26/11/2025 17:53 - Saúde
Radioagência
Comissão debate importância criar uma data para a Síndrome de Alagille
COMISSÃO DE DEFESA DOS DIREITOS DAS PESSOAS COM DEFICIÊNCIA DEBATE IMPORTÂNCIA CRIAR UMA DATA PARA A SÍNDROME DE ALAGILLE. A REPÓRTER ISADORA MARINHO ACOMPANHOU O DEBATE.
Em audiência pública, realizada pela Comissão de Defesa dos Direitos das Pessoas com Deficiência, especialistas e familiares de pacientes trouxeram questões importantes sobre políticas públicas, diagnóstico precoce e qualidade de vida das pessoas que convivem com a Síndrome de Alagille.
A Síndrome de Alagille é uma doença genética rara que afeta múltiplos órgãos e impõe grandes desafios ao diagnóstico e tratamento.
Os sintomas característicos da doença são icterícia, fezes pálidas e amolecidas e baixo crescimento nos primeiros três meses de vida. Também ocorre coceira, depósitos de gordura na pele e desenvolvimento atrofiado na primeira infância e algumas crianças podem ter alteração na função renal.
Uma pessoa com a condição tem um número menor de pequenos canais biliares presentes dentro do fígado, e em muitos casos, a doença exige acompanhamento clínico constante e, eventualmente, transplante de fígado.
Elisa de Carvalho, médica gastroenterologista, pediatra e diretora do Hospital da Criança de Brasília, defendeu a necessidade da melhora no cuidado interdisciplinar dos pacientes:
“Nós temos que montar uma orquestra para o cuidado adequado desse paciente. Ele exige um cuidado interdisciplinar com várias especialidades médicas, mas, além disso, o apoio da assistência complementar essencial, que aí entra a psicóloga, nutricionista, assistente social, entre outras.”

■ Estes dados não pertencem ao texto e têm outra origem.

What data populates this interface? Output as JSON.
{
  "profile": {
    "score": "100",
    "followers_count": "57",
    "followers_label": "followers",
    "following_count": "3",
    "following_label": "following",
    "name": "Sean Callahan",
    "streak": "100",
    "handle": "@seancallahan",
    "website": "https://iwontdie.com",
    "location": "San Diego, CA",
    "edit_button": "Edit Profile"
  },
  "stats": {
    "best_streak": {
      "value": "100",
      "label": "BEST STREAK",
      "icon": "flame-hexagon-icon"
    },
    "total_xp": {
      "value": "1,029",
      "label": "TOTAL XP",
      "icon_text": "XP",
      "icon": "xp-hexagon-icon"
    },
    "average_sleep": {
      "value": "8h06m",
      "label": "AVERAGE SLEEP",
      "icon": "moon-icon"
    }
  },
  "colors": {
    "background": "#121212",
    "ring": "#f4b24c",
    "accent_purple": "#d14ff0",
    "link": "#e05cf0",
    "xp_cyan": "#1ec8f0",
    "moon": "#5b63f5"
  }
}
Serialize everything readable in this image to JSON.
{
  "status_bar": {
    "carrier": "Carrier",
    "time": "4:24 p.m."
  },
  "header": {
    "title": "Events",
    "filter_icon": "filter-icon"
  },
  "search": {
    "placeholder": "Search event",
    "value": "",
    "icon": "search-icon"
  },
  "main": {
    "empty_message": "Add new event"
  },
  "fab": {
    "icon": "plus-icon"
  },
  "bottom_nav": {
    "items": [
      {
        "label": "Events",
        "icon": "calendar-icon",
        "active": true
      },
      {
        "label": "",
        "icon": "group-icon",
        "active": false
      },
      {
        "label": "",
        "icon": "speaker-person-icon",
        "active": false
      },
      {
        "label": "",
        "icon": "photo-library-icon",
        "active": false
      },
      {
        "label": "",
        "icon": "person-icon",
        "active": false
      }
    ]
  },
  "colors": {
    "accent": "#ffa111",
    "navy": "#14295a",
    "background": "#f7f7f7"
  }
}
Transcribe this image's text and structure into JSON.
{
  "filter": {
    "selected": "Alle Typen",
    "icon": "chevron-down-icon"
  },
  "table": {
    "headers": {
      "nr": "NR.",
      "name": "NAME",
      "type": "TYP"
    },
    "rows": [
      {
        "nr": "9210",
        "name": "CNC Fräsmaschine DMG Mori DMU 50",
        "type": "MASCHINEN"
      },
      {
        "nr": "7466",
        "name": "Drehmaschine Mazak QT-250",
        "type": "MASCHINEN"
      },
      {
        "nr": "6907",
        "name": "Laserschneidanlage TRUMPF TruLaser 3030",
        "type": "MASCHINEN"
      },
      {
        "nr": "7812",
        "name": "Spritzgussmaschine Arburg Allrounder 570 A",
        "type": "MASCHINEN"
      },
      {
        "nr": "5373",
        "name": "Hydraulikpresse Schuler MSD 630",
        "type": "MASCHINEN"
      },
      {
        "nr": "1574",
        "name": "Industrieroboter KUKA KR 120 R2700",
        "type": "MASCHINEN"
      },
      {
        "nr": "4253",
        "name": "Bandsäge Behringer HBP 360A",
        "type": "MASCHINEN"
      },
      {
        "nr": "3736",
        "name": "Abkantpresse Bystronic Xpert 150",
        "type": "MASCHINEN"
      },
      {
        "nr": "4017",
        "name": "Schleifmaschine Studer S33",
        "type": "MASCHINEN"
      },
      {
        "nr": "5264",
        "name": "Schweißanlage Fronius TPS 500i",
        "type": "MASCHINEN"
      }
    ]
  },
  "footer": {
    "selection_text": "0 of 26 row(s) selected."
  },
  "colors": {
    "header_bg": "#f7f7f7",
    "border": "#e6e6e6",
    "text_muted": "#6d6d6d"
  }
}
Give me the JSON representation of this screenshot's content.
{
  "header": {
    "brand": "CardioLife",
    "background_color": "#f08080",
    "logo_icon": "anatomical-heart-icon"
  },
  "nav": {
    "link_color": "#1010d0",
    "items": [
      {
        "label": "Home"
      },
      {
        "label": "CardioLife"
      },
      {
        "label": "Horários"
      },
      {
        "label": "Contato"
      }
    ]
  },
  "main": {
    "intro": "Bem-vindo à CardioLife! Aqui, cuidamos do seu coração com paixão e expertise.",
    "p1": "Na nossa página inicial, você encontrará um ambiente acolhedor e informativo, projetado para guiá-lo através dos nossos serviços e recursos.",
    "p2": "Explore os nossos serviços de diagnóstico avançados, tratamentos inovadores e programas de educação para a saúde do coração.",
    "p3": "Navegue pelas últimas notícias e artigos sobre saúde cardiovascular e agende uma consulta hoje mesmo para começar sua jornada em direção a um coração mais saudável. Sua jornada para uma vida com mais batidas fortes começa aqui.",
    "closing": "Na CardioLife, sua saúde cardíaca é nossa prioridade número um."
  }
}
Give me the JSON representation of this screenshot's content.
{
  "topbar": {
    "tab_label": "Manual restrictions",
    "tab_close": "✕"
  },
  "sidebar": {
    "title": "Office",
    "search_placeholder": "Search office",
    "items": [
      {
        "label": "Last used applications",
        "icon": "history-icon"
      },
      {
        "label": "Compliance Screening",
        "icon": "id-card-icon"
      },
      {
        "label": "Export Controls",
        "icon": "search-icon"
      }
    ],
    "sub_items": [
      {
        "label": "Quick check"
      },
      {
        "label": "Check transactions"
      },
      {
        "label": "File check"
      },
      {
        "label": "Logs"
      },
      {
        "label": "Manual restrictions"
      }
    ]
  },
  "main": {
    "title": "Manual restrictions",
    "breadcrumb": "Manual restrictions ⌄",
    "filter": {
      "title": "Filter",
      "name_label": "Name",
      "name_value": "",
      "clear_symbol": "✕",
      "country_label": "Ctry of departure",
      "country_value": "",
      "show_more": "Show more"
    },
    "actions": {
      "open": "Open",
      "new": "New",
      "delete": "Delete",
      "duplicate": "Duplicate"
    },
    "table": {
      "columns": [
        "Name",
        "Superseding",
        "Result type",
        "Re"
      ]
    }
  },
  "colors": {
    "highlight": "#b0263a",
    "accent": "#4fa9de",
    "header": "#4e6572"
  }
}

Segundo dados divulgados pela American Live Foundation, a doença ocorre em cerca de um em cada 30 mil nascidos vivos e é geralmente herdada apenas de um dos pais. A síndrome afeta igualmente ambos os sexos.
Não há cura para a doença, mas os sintomas são tratáveis. O tratamento é feito com uso de medicamentos como o Ursodiol, e da tentativa de aumentar o fluxo de bile do fígado para manter a normalidade no desenvolvimento da criança e fazer a correção de possíveis deficiências nutricionais ocasionadas pelo problema. Há também a possibilidade de transplante em casos mais graves.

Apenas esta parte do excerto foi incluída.